Embedded networked sensing devices are becoming ubiquitous across many activities that are important to our economy and life. The physical locations of the sensor nodes greatly impact the system design in all aspects from low-level networking and organization to high-level information processing and applications.

This project takes a geometric approach to study algorithms in sensor networks and investigates a number of fundamental ideas about 1) how the geometric embedding of sensor networks influences how the network can operate? 2) how to exploit the geometric characteristics for efficient and scalable network design?

The project addresses a number of important architectural components where geometry has a fundamental influence, including localization, topology discovery, naming and routing, information discovery and brokerage, and mobility, in a harsh environment in which sensor networks operate:inaccuracy or unavailability in location information, limited resources such as bandwidth and energy, noisy or incomplete data, preferable distributed computation and high link or node failure rate. Expected results include the exploration of new models and abstractions, and novel geometric algorithms with provable performance guarantee in a probabilistic, dynamics and information incomplete world.
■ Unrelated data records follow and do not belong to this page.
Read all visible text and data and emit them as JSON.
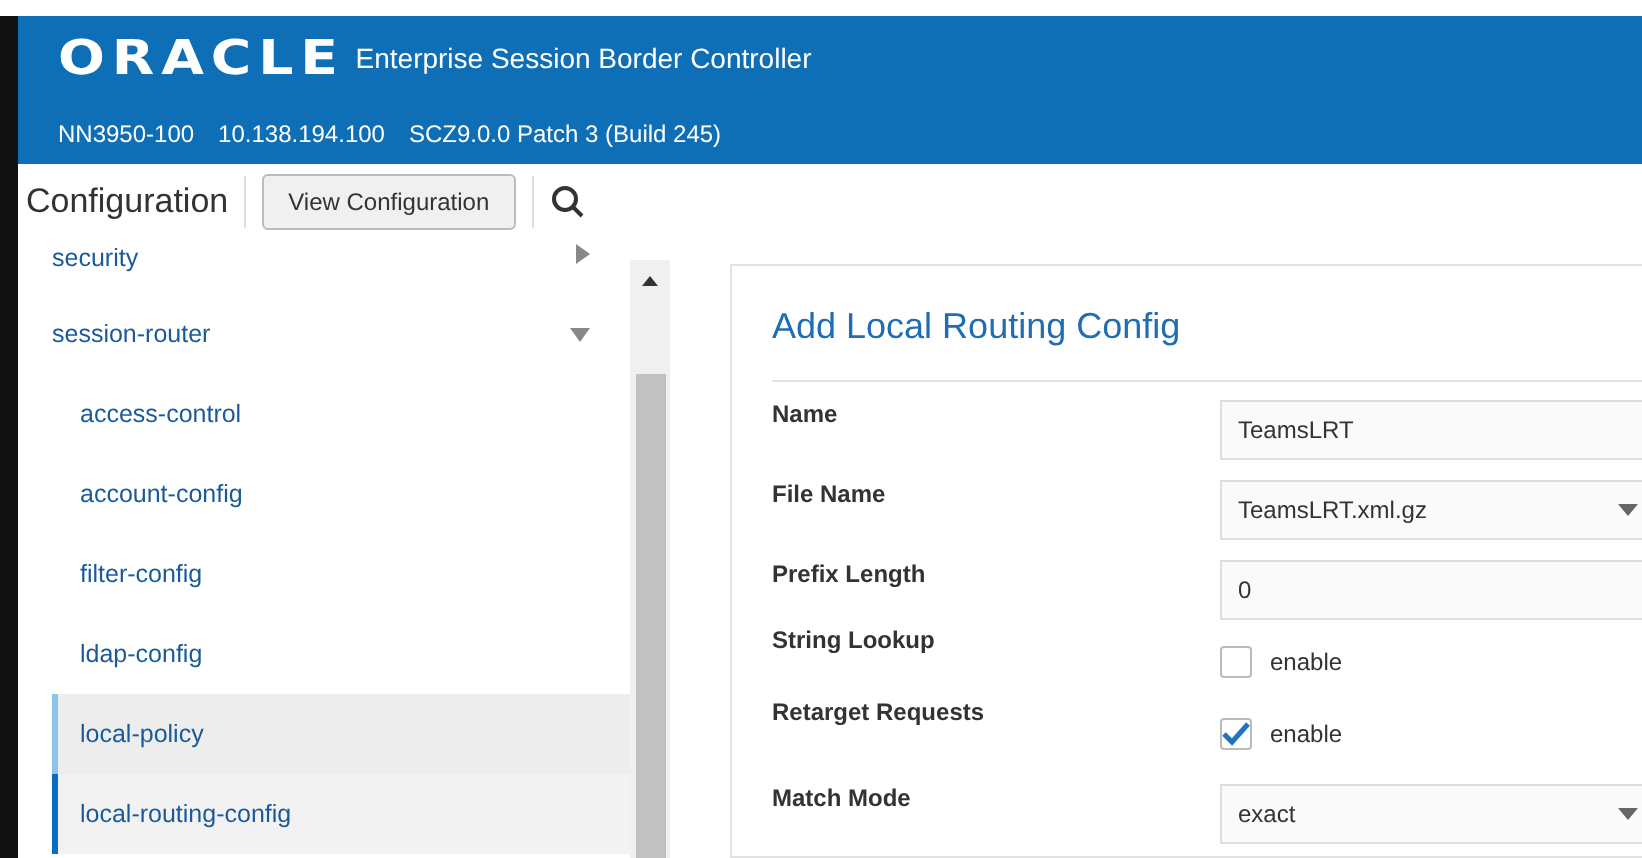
{
  "header": {
    "logo": "ORACLE",
    "product": "Enterprise Session Border Controller",
    "info": [
      "NN3950-100",
      "10.138.194.100",
      "SCZ9.0.0 Patch 3 (Build 245)"
    ]
  },
  "toolbar": {
    "title": "Configuration",
    "button": "View Configuration"
  },
  "sidebar": {
    "items": [
      {
        "label": "security",
        "expanded": false,
        "selected": false,
        "hovered": false
      },
      {
        "label": "session-router",
        "expanded": true,
        "selected": false,
        "hovered": false,
        "children": [
          {
            "label": "access-control",
            "selected": false,
            "hovered": false
          },
          {
            "label": "account-config",
            "selected": false,
            "hovered": false
          },
          {
            "label": "filter-config",
            "selected": false,
            "hovered": false
          },
          {
            "label": "ldap-config",
            "selected": false,
            "hovered": false
          },
          {
            "label": "local-policy",
            "selected": false,
            "hovered": true
          },
          {
            "label": "local-routing-config",
            "selected": true,
            "hovered": false
          }
        ]
      }
    ]
  },
  "form": {
    "title": "Add Local Routing Config",
    "fields": [
      {
        "kind": "text",
        "label": "Name",
        "value": "TeamsLRT"
      },
      {
        "kind": "select",
        "label": "File Name",
        "value": "TeamsLRT.xml.gz"
      },
      {
        "kind": "text",
        "label": "Prefix Length",
        "value": "0"
      },
      {
        "kind": "checkbox",
        "label": "String Lookup",
        "option": "enable",
        "checked": false
      },
      {
        "kind": "checkbox",
        "label": "Retarget Requests",
        "option": "enable",
        "checked": true
      },
      {
        "kind": "select",
        "label": "Match Mode",
        "value": "exact"
      }
    ]
  }
}
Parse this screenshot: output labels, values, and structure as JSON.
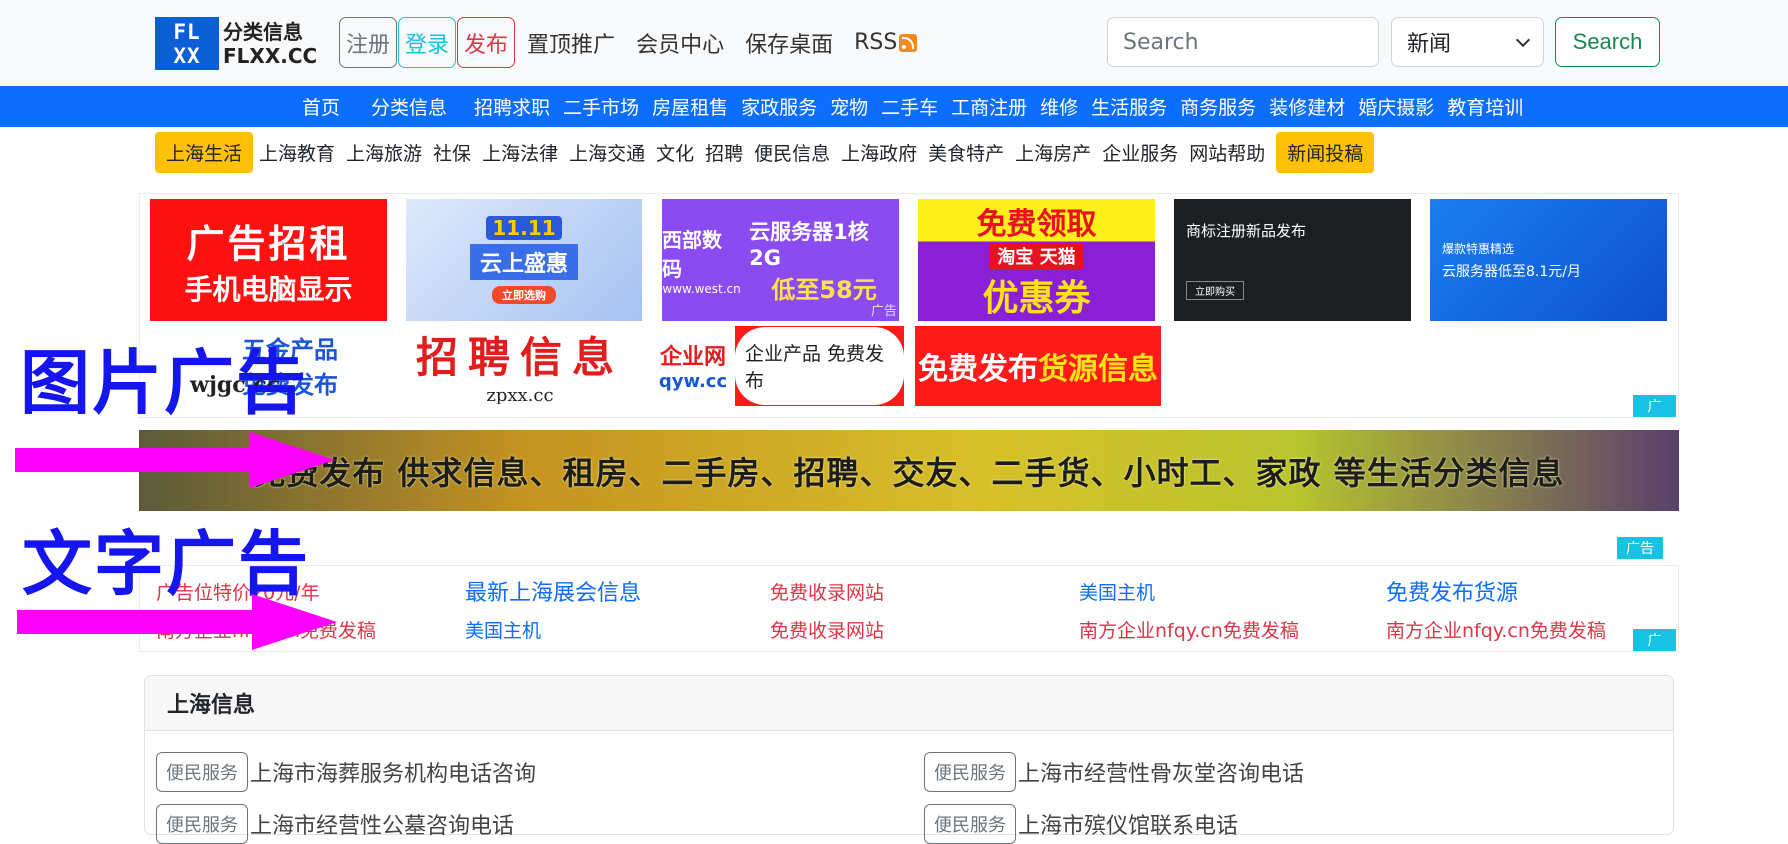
{
  "logo": {
    "mark_line1": "FL",
    "mark_line2": "XX",
    "cn": "分类信息",
    "en": "FLXX.CC"
  },
  "topnav": {
    "register": "注册",
    "login": "登录",
    "publish": "发布",
    "links": [
      "置顶推广",
      "会员中心",
      "保存桌面",
      "RSS"
    ]
  },
  "search": {
    "placeholder": "Search",
    "category": "新闻",
    "button": "Search"
  },
  "mainnav": [
    "首页",
    "分类信息",
    "招聘求职",
    "二手市场",
    "房屋租售",
    "家政服务",
    "宠物",
    "二手车",
    "工商注册",
    "维修",
    "生活服务",
    "商务服务",
    "装修建材",
    "婚庆摄影",
    "教育培训"
  ],
  "subnav": [
    "上海生活",
    "上海教育",
    "上海旅游",
    "社保",
    "上海法律",
    "上海交通",
    "文化",
    "招聘",
    "便民信息",
    "上海政府",
    "美食特产",
    "上海房产",
    "企业服务",
    "网站帮助",
    "新闻投稿"
  ],
  "image_ads": {
    "ad1": {
      "line1": "广告招租",
      "line2": "手机电脑显示"
    },
    "ad2": {
      "line1": "11.11",
      "line2": "云上盛惠",
      "line3": "立即选购"
    },
    "ad3": {
      "brand": "西部数码",
      "url": "www.west.cn",
      "line1": "云服务器1核2G",
      "line2": "低至58元",
      "tag": "广告"
    },
    "ad4": {
      "line1": "免费领取",
      "line2": "淘宝 天猫",
      "line3": "优惠券"
    },
    "ad5": {
      "line1": "商标注册新品发布",
      "line2": "立即购买"
    },
    "ad6": {
      "line1": "爆款特惠精选",
      "line2": "云服务器低至8.1元/月"
    },
    "ad7": {
      "line1": "五金产品",
      "line2": "免费发布",
      "url": "wjgc.cc"
    },
    "ad8": {
      "line1": "招聘信息",
      "url": "zpxx.cc"
    },
    "ad9": {
      "line1": "企业网",
      "url": "qyw.cc"
    },
    "ad10": {
      "line1": "企业产品 免费发布"
    },
    "ad11": {
      "line1": "免费发布",
      "line2": "货源信息"
    },
    "tag": "广"
  },
  "banner": {
    "text": "免费发布 供求信息、租房、二手房、招聘、交友、二手货、小时工、家政 等生活分类信息"
  },
  "text_ads": {
    "tag_top": "广告",
    "tag_bottom": "广",
    "row1": [
      "广告位特价20元/年",
      "最新上海展会信息",
      "免费收录网站",
      "美国主机",
      "免费发布货源"
    ],
    "row2": [
      "南方企业nfqy.cn免费发稿",
      "美国主机",
      "免费收录网站",
      "南方企业nfqy.cn免费发稿",
      "南方企业nfqy.cn免费发稿"
    ]
  },
  "overlays": {
    "image_label": "图片广告",
    "text_label": "文字广告"
  },
  "info": {
    "title": "上海信息",
    "items": [
      {
        "badge": "便民服务",
        "text": "上海市海葬服务机构电话咨询"
      },
      {
        "badge": "便民服务",
        "text": "上海市经营性骨灰堂咨询电话"
      },
      {
        "badge": "便民服务",
        "text": "上海市经营性公墓咨询电话"
      },
      {
        "badge": "便民服务",
        "text": "上海市殡仪馆联系电话"
      }
    ]
  },
  "colors": {
    "primary": "#0d6efd",
    "warning": "#ffc107",
    "danger": "#dc3545",
    "info": "#17c2e3",
    "success": "#198754",
    "overlay": "#1515ee",
    "arrow": "#ff00ff"
  }
}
We expect that the exploration of sensor networks' rich geometric properties will reveal key insights that enable the creation of large-scale sensor networks. In addition, this interdisciplinary project provides a bridge between communities of computational geometry and wireless networking - identifying important geometric problems for the computational geometry community as well as supplying efficient algorithmic solutions for the networking community.

This project was carried out from 2007-2010, supported by NSF.